With regional lockdowns deployed for the first time, as part of the government “resurgence plan”, Auckland is currently in alert level three and the rest of the country in level two. Here’s how the views on the government response break down according to the respondent’s location.
The National response
The lead party of opposition has been through a torrid few months, with Judith Collins the third leader, after Simon Bridges and Todd Muller, to seek to mount an effectively balanced criticism of the government approach to the crisis.
National’s critique of the government became entangled immediately following the fresh outbreak in strange conspiratorial intonations from the deputy leader, Gerry Brownlee. Recent days have seen a steadier approach, with health spokesperson Shane Reti – or Doctor Shane, as Collins is keen to present him – at the forefront. But that, and National’s release last week of its border security policy, is yet to win the public over, with 64% disapproving of the National response to Covid-19.
Alert level timing
In keeping with previous polls, there is strong support for decisions on when to move between alert levels. With Jacinda Ardern set to announce today timing on shifting out of the current alert level three for Auckland and level two for the rest of New Zealand, she will be buoyed to see 77% supported the latest alert level changes.

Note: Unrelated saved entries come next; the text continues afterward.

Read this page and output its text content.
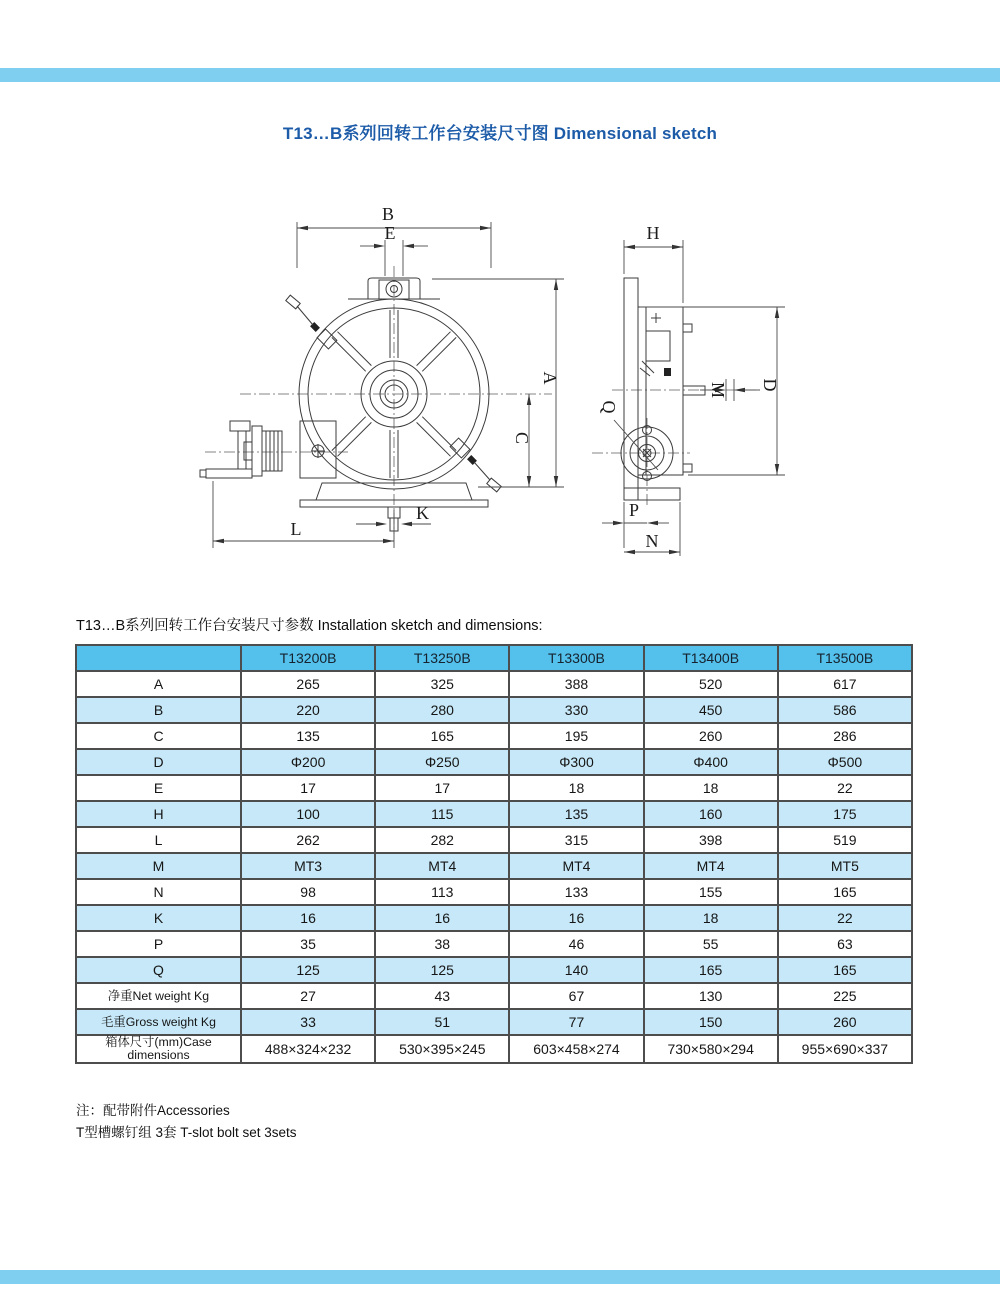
T13…B系列回转工作台安装尺寸图 Dimensional sketch
B
E
A
C
K
L
H
D
M
Q
P
N
T13…B系列回转工作台安装尺寸参数 Installation sketch and dimensions:
	T13200B	T13250B	T13300B	T13400B	T13500B
A	265	325	388	520	617
B	220	280	330	450	586
C	135	165	195	260	286
D	Φ200	Φ250	Φ300	Φ400	Φ500
E	17	17	18	18	22
H	100	115	135	160	175
L	262	282	315	398	519
M	MT3	MT4	MT4	MT4	MT5
N	98	113	133	155	165
K	16	16	16	18	22
P	35	38	46	55	63
Q	125	125	140	165	165
净重Net weight Kg	27	43	67	130	225
毛重Gross weight Kg	33	51	77	150	260
箱体尺寸(mm)Case dimensions	488×324×232	530×395×245	603×458×274	730×580×294	955×690×337
注：配带附件Accessories
T型槽螺钉组 3套 T-slot bolt set 3sets
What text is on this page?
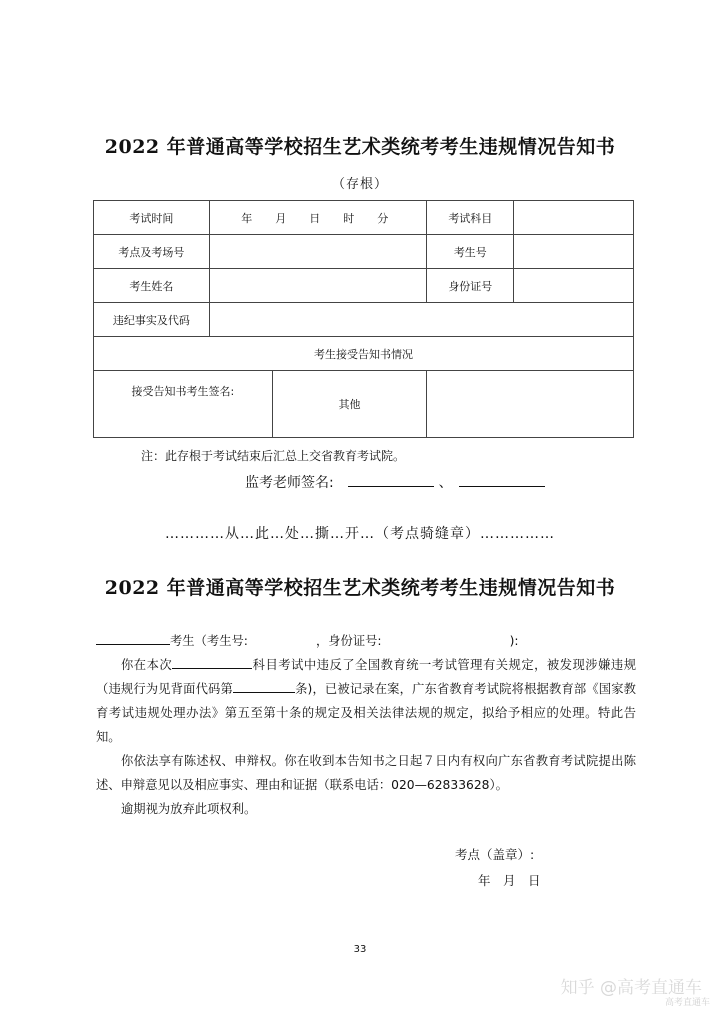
2022 年普通高等学校招生艺术类统考考生违规情况告知书
（存根）
考试时间	年 月 日 时 分		考试科目	
考点及考场号			考生号	
考生姓名			身份证号	
违纪事实及代码				
考生接受告知书情况				
接受告知书考生签名:		其他		
注：此存根于考试结束后汇总上交省教育考试院。
监考老师签名:	、
…………从…此…处…撕…开…（考点骑缝章）……………
2022 年普通高等学校招生艺术类统考考生违规情况告知书

考生（考生号:	，身份证号:	):

你在本次	科目考试中违反了全国教育统一考试管理有关规定，被发现涉嫌违规（违规行为见背面代码第	条)，已被记录在案，广东省教育考试院将根据教育部《国家教育考试违规处理办法》第五至第十条的规定及相关法律法规的规定，拟给予相应的处理。特此告知。

你依法享有陈述权、申辩权。你在收到本告知书之日起７日内有权向广东省教育考试院提出陈述、申辩意见以及相应事实、理由和证据（联系电话：020—62833628）。

逾期视为放弃此项权利。

考点（盖章）:
年　月　日
33
知乎 @高考直通车
高考直通车
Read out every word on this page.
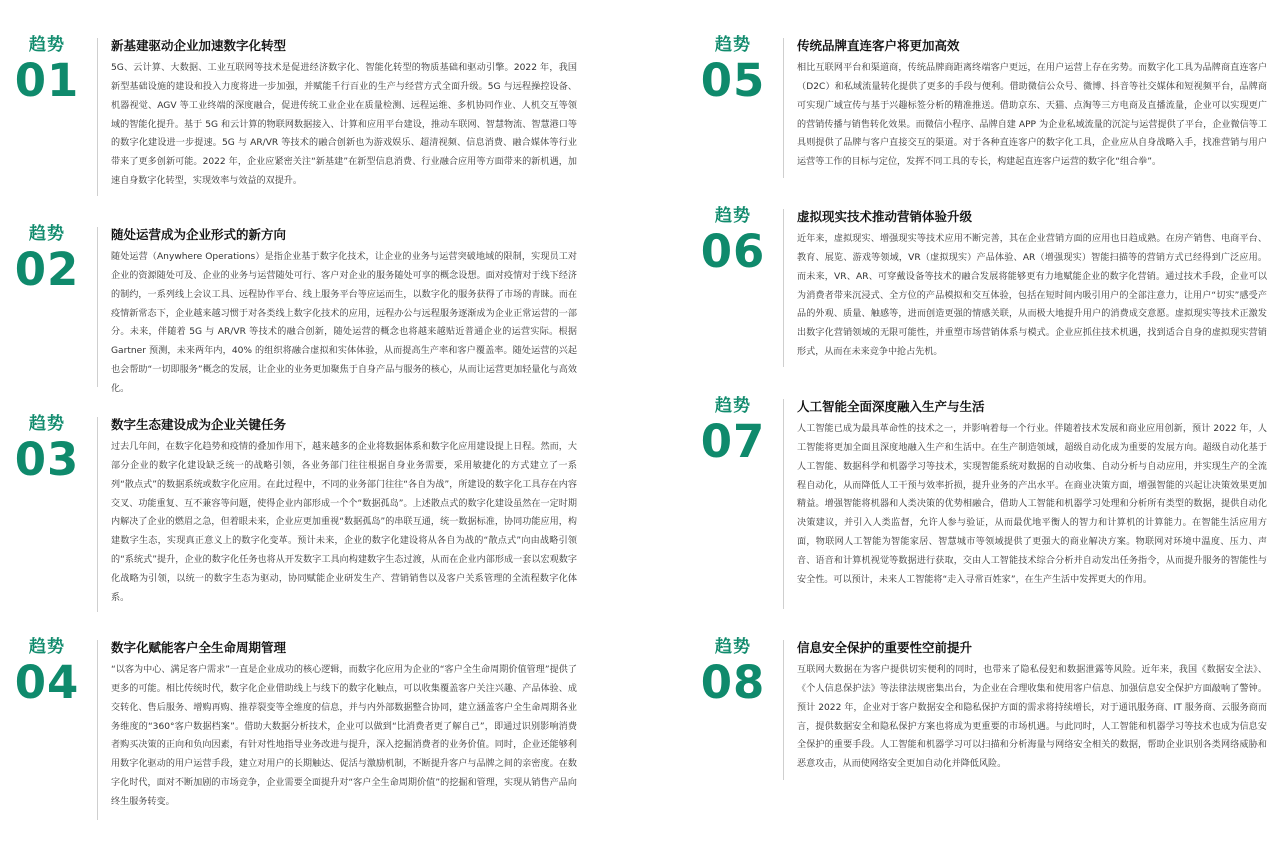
趋势
01
新基建驱动企业加速数字化转型

5G、云计算、大数据、工业互联网等技术是促进经济数字化、智能化转型的物质基础和驱动引擎。2022 年，我国新型基础设施的建设和投入力度将进一步加强，并赋能千行百业的生产与经营方式全面升级。5G 与远程操控设备、机器视觉、AGV 等工业终端的深度融合，促进传统工业企业在质量检测、远程运维、多机协同作业、人机交互等领域的智能化提升。基于 5G 和云计算的物联网数据接入、计算和应用平台建设，推动车联网、智慧物流、智慧港口等的数字化建设进一步提速。5G 与 AR/VR 等技术的融合创新也为游戏娱乐、超清视频、信息消费、融合媒体等行业带来了更多创新可能。2022 年，企业应紧密关注“新基建”在新型信息消费、行业融合应用等方面带来的新机遇，加速自身数字化转型，实现效率与效益的双提升。

趋势
02
随处运营成为企业形式的新方向

随处运营（Anywhere Operations）是指企业基于数字化技术，让企业的业务与运营突破地域的限制，实现员工对企业的资源随处可及、企业的业务与运营随处可行、客户对企业的服务随处可享的概念设想。面对疫情对于线下经济的制约，一系列线上会议工具、远程协作平台、线上服务平台等应运而生，以数字化的服务获得了市场的青睐。而在疫情新常态下，企业越来越习惯于对各类线上数字化技术的应用，远程办公与远程服务逐渐成为企业正常运营的一部分。未来，伴随着 5G 与 AR/VR 等技术的融合创新，随处运营的概念也将越来越贴近普通企业的运营实际。根据 Gartner 预测，未来两年内，40% 的组织将融合虚拟和实体体验，从而提高生产率和客户覆盖率。随处运营的兴起也会帮助“一切即服务”概念的发展，让企业的业务更加聚焦于自身产品与服务的核心，从而让运营更加轻量化与高效化。

趋势
03
数字生态建设成为企业关键任务

过去几年间，在数字化趋势和疫情的叠加作用下，越来越多的企业将数据体系和数字化应用建设提上日程。然而，大部分企业的数字化建设缺乏统一的战略引领，各业务部门往往根据自身业务需要，采用敏捷化的方式建立了一系列“散点式”的数据系统或数字化应用。在此过程中，不同的业务部门往往“各自为战”，所建设的数字化工具存在内容交叉、功能重复、互不兼容等问题，使得企业内部形成一个个“数据孤岛”。上述散点式的数字化建设虽然在一定时期内解决了企业的燃眉之急，但着眼未来，企业应更加重视“数据孤岛”的串联互通，统一数据标准，协同功能应用，构建数字生态，实现真正意义上的数字化变革。预计未来，企业的数字化建设将从各自为战的“散点式”向由战略引领的“系统式”提升，企业的数字化任务也将从开发数字工具向构建数字生态过渡，从而在企业内部形成一套以宏观数字化战略为引领，以统一的数字生态为驱动，协同赋能企业研发生产、营销销售以及客户关系管理的全流程数字化体系。

趋势
04
数字化赋能客户全生命周期管理

“以客为中心、满足客户需求”一直是企业成功的核心逻辑，而数字化应用为企业的“客户全生命周期价值管理”提供了更多的可能。相比传统时代，数字化企业借助线上与线下的数字化触点，可以收集覆盖客户关注兴趣、产品体验、成交转化、售后服务、增购再购、推荐裂变等全维度的信息，并与内外部数据整合协同，建立涵盖客户全生命周期各业务维度的“360°客户数据档案”。借助大数据分析技术，企业可以做到“比消费者更了解自己”，即通过识别影响消费者购买决策的正向和负向因素，有针对性地指导业务改进与提升，深入挖掘消费者的业务价值。同时，企业还能够利用数字化驱动的用户运营手段，建立对用户的长期触达、促活与激励机制，不断提升客户与品牌之间的亲密度。在数字化时代，面对不断加剧的市场竞争，企业需要全面提升对“客户全生命周期价值”的挖掘和管理，实现从销售产品向终生服务转变。

趋势
05
传统品牌直连客户将更加高效

相比互联网平台和渠道商，传统品牌商距离终端客户更远，在用户运营上存在劣势。而数字化工具为品牌商直连客户（D2C）和私域流量转化提供了更多的手段与便利。借助微信公众号、微博、抖音等社交媒体和短视频平台，品牌商可实现广域宣传与基于兴趣标签分析的精准推送。借助京东、天猫、点淘等三方电商及直播流量，企业可以实现更广的营销传播与销售转化效果。而微信小程序、品牌自建 APP 为企业私域流量的沉淀与运营提供了平台，企业微信等工具则提供了品牌与客户直接交互的渠道。对于各种直连客户的数字化工具，企业应从自身战略入手，找准营销与用户运营等工作的目标与定位，发挥不同工具的专长，构建起直连客户运营的数字化“组合拳”。

趋势
06
虚拟现实技术推动营销体验升级

近年来，虚拟现实、增强现实等技术应用不断完善，其在企业营销方面的应用也日趋成熟。在房产销售、电商平台、教育、展览、游戏等领域，VR（虚拟现实）产品体验、AR（增强现实）智能扫描等的营销方式已经得到广泛应用。而未来，VR、AR、可穿戴设备等技术的融合发展将能够更有力地赋能企业的数字化营销。通过技术手段，企业可以为消费者带来沉浸式、全方位的产品模拟和交互体验，包括在短时间内吸引用户的全部注意力，让用户“切实”感受产品的外观、质量、触感等，进而创造更强的情感关联，从而极大地提升用户的消费成交意愿。虚拟现实等技术正激发出数字化营销领域的无限可能性，并重塑市场营销体系与模式。企业应抓住技术机遇，找到适合自身的虚拟现实营销形式，从而在未来竞争中抢占先机。

趋势
07
人工智能全面深度融入生产与生活

人工智能已成为最具革命性的技术之一，并影响着每一个行业。伴随着技术发展和商业应用创新，预计 2022 年，人工智能将更加全面且深度地融入生产和生活中。在生产制造领域，超级自动化成为重要的发展方向。超级自动化基于人工智能、数据科学和机器学习等技术，实现智能系统对数据的自动收集、自动分析与自动应用，并实现生产的全流程自动化，从而降低人工干预与效率折损，提升业务的产出水平。在商业决策方面，增强智能的兴起让决策效果更加精益。增强智能将机器和人类决策的优势相融合，借助人工智能和机器学习处理和分析所有类型的数据，提供自动化决策建议，并引入人类监督，允许人参与验证，从而最优地平衡人的智力和计算机的计算能力。在智能生活应用方面，物联网人工智能为智能家居、智慧城市等领域提供了更强大的商业解决方案。物联网对环境中温度、压力、声音、语音和计算机视觉等数据进行获取，交由人工智能技术综合分析并自动发出任务指令，从而提升服务的智能性与安全性。可以预计，未来人工智能将“走入寻常百姓家”，在生产生活中发挥更大的作用。

趋势
08
信息安全保护的重要性空前提升

互联网大数据在为客户提供切实便利的同时，也带来了隐私侵犯和数据泄露等风险。近年来，我国《数据安全法》、《个人信息保护法》等法律法规密集出台，为企业在合理收集和使用客户信息、加强信息安全保护方面敲响了警钟。预计 2022 年，企业对于客户数据安全和隐私保护方面的需求将持续增长，对于通讯服务商、IT 服务商、云服务商而言，提供数据安全和隐私保护方案也将成为更重要的市场机遇。与此同时，人工智能和机器学习等技术也成为信息安全保护的重要手段。人工智能和机器学习可以扫描和分析海量与网络安全相关的数据，帮助企业识别各类网络威胁和恶意攻击，从而使网络安全更加自动化并降低风险。
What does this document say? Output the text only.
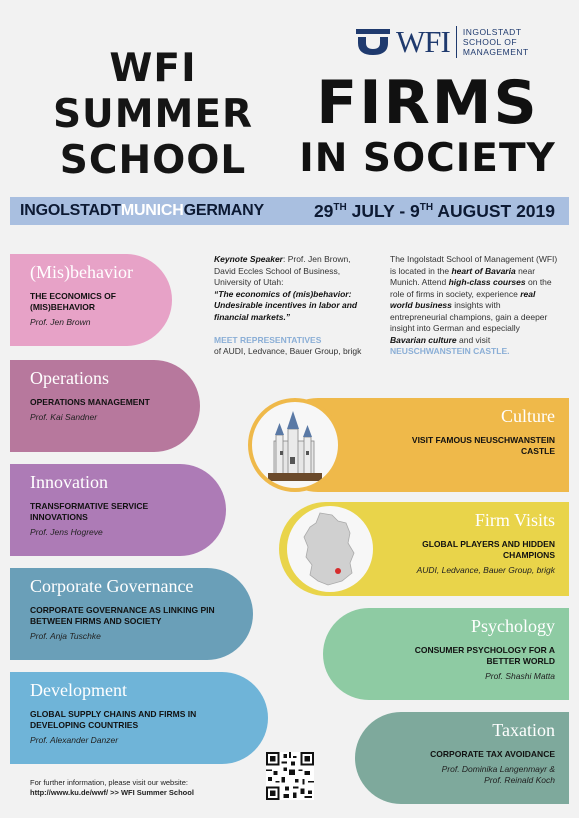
WFI INGOLSTADT
SCHOOL OF
MANAGEMENT
WFI
SUMMER
SCHOOL
FIRMS
IN SOCIETY
INGOLSTADTMUNICHGERMANY	29TH JULY - 9TH AUGUST 2019
(Mis)behavior
THE ECONOMICS OF (MIS)BEHAVIOR
Prof. Jen Brown
Operations
OPERATIONS MANAGEMENT
Prof. Kai Sandner
Innovation
TRANSFORMATIVE SERVICE INNOVATIONS
Prof. Jens Hogreve
Corporate Governance
CORPORATE GOVERNANCE AS LINKING PIN BETWEEN FIRMS AND SOCIETY
Prof. Anja Tuschke
Development
GLOBAL SUPPLY CHAINS AND FIRMS IN DEVELOPING COUNTRIES
Prof. Alexander Danzer
Keynote Speaker: Prof. Jen Brown, David Eccles School of Business, University of Utah:
“The economics of (mis)behavior: Undesirable incentives in labor and financial markets.”

MEET REPRESENTATIVES
of AUDI, Ledvance, Bauer Group, brigk
The Ingolstadt School of Management (WFI) is located in the heart of Bavaria near Munich. Attend high-class courses on the role of firms in society, experience real world business insights with entrepreneurial champions, gain a deeper insight into German and especially Bavarian culture and visit NEUSCHWANSTEIN CASTLE.
Culture
VISIT FAMOUS NEUSCHWANSTEIN CASTLE
Firm Visits
GLOBAL PLAYERS AND HIDDEN CHAMPIONS
AUDI, Ledvance, Bauer Group, brigk
Psychology
CONSUMER PSYCHOLOGY FOR A BETTER WORLD
Prof. Shashi Matta
Taxation
CORPORATE TAX AVOIDANCE
Prof. Dominika Langenmayr &
Prof. Reinald Koch
For further information, please visit our website:
http://www.ku.de/wwf/ >> WFI Summer School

The isolation and quarantine system
Perhaps the most surprising result in this latest poll is the level of confidence in MIQ – the managed isolation and quarantine system.
When we asked about this two months ago, it was following repeated reports of abscondment and, most critically, the case of the two women who drove to Wellington, Covid-positive, without being tested. Then, 40% of respondents lacked confidence in the system. Today, with Megan Woods and Digby Webb taking ministerial and operational responsibility for overseeing the system, the number lacking confidence has dropped to 24%.
Celebrations about what was thought to have been 100 days without Covid in the New Zealand community were shortlived as the virus re-emerged and a third of the population returned to lockdown. That left some questioning the viability of the government’s “elimination strategy”. Of those that took a view on the strategy, 78% supported it and 22% opposed. Almost one in five, however, were unsure.
About the study
Respondents were self-selecting participants, recruited via Facebook and Instagram.
A total of n=601 sample was achieved of adults in New Zealand, with 217 of those in Auckland.
Results in this report are weighted by age, gender and region to statistics from the 2018 Census.
For a random sample of this size and after accounting for weighting the maximum sampling error (using 95% confidence) is approximately ±4%.
The study went into the field on Sunday August 16 and was completed on Friday August 21.
Stickybeak is a New Zealand startup launched globally last June, that uses chatbots to make quantitative market research more conversational and therefore less boring and even fun for respondents. Unlike conventional research which uses panels of professional paid responders, Stickybeak recruits unique respondents fresh for each survey via social media.